İş değişikliklerinde de lisans aranacağı için halen lisansı olmadan çalışanlar işlerini değiştirmeseler iyi olacak. Ne yapıp edip lisans almak mutlak şart haline geldi. Bu kurallar; ders çalışmış, sınavları başarmış ve lisans almış kişileri koruyucu nitelikte görünüyor. Gerçekten de bugüne kadar lisans almayanlar işlerine devam ettiler ve lisans sahibi olanlara göre haksız bir avantaj sağladılar. Sistem bugüne kadar adeta lisans alanları cezalandırmıştı. Şimdi hakkaniyetin sağlandığı anlaşılıyor. Ancak yine de kurumlara/şirketlere bir avantaj sağlanmış ve lisans sahibi olmayan personelin yardımcı statüsünde istihdam edilebileceği öngörülmüş. Lisanslı birine tabi olmak üzere yardımcılar çalışabilecek. Yardımcılık için bir süre öngörülmemiş ama SPK açıklamalarında bunun makul bir süre olacağı belirtiliyor. Bu durumda bir kurum 10 lisanslı elaman çalıştırmak zorundayken şimdi 1 lisanslı ve 9 lisansı olmayan yardımcı çalıştırabilecek hale gelecek. Kurumlar zaten yardımcı, stajyer adı altında bu durumu eskiden beri devam ettiriyorlardı şimdi tebliğle daha rahatlamış olacaklar. Ancak yardımcılık statüsünün abartılmaması için SPK'nın etkin denetimi gerekecek.

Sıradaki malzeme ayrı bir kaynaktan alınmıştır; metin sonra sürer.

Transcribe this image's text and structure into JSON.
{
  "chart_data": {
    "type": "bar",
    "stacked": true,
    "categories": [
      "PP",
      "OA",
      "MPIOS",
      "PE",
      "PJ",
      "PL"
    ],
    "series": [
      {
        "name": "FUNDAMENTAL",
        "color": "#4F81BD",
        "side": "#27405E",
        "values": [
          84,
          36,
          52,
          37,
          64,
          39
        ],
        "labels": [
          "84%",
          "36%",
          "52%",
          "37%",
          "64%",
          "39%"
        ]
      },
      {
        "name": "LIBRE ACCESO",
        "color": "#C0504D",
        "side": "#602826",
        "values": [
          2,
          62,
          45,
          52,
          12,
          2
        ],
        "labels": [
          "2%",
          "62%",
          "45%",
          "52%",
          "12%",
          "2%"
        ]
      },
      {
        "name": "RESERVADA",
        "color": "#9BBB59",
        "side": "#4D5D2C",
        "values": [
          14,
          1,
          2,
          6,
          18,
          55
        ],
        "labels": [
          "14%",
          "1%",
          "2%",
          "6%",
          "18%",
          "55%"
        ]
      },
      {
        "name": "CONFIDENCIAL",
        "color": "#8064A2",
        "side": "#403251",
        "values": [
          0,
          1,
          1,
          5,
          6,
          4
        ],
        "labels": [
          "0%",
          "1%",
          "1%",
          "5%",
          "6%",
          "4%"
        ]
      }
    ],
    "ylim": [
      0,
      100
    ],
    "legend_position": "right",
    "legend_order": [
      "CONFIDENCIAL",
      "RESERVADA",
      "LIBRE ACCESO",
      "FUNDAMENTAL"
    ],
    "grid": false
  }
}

Lisans almak için sınavlara girenlerin eski sınav notları geçerli olarak kabul ediliyordu. Neredeyse 10 yıl önceki sınav notları dahi geçerli oluyordu. Şimdi bu yanlışlıktan vazgeçilmiş. Artık girilen sınavlardan alınan notlar ancak 3 yıl için geçerli olacak. Böylece sınava girenlerin sürekli çalışmaları da sağlanabilecek. Şüphesiz bu kuralların ne kadar yeterli olacağını zaman içinde göreceğiz.
Ancak tüm bu iyileştirmelere rağmen sermaye piyasası alanlarında çalışanların yeterli ve etkin bir eğitime sahip olmaları yine de pek mümkün görünmüyor. Ülkemizde kurumların/şirketlerin hizmet içi eğitimlere ağırlık vermedikleri, insana yatırım yapmaya hevesli olmadıkları, çalışanlarının gelişimine pek fazla katkı sağlamadıkları biliniyor. Sonuçta çalışanların eğitimi, sınava tabi tutulması, lisansa bağlanması hep devletin üstünde kalıyor. Ne yazık ki, bu çarpık yapı halen devam ediyor. Sektör, meslek örgütleri vasıtasıyla bu işi üstlenmeye hazır olduğunu gösterene kadar bu çarpık yapı devam edecek ve devlet de bunu devretmeyecek gibi görünüyor.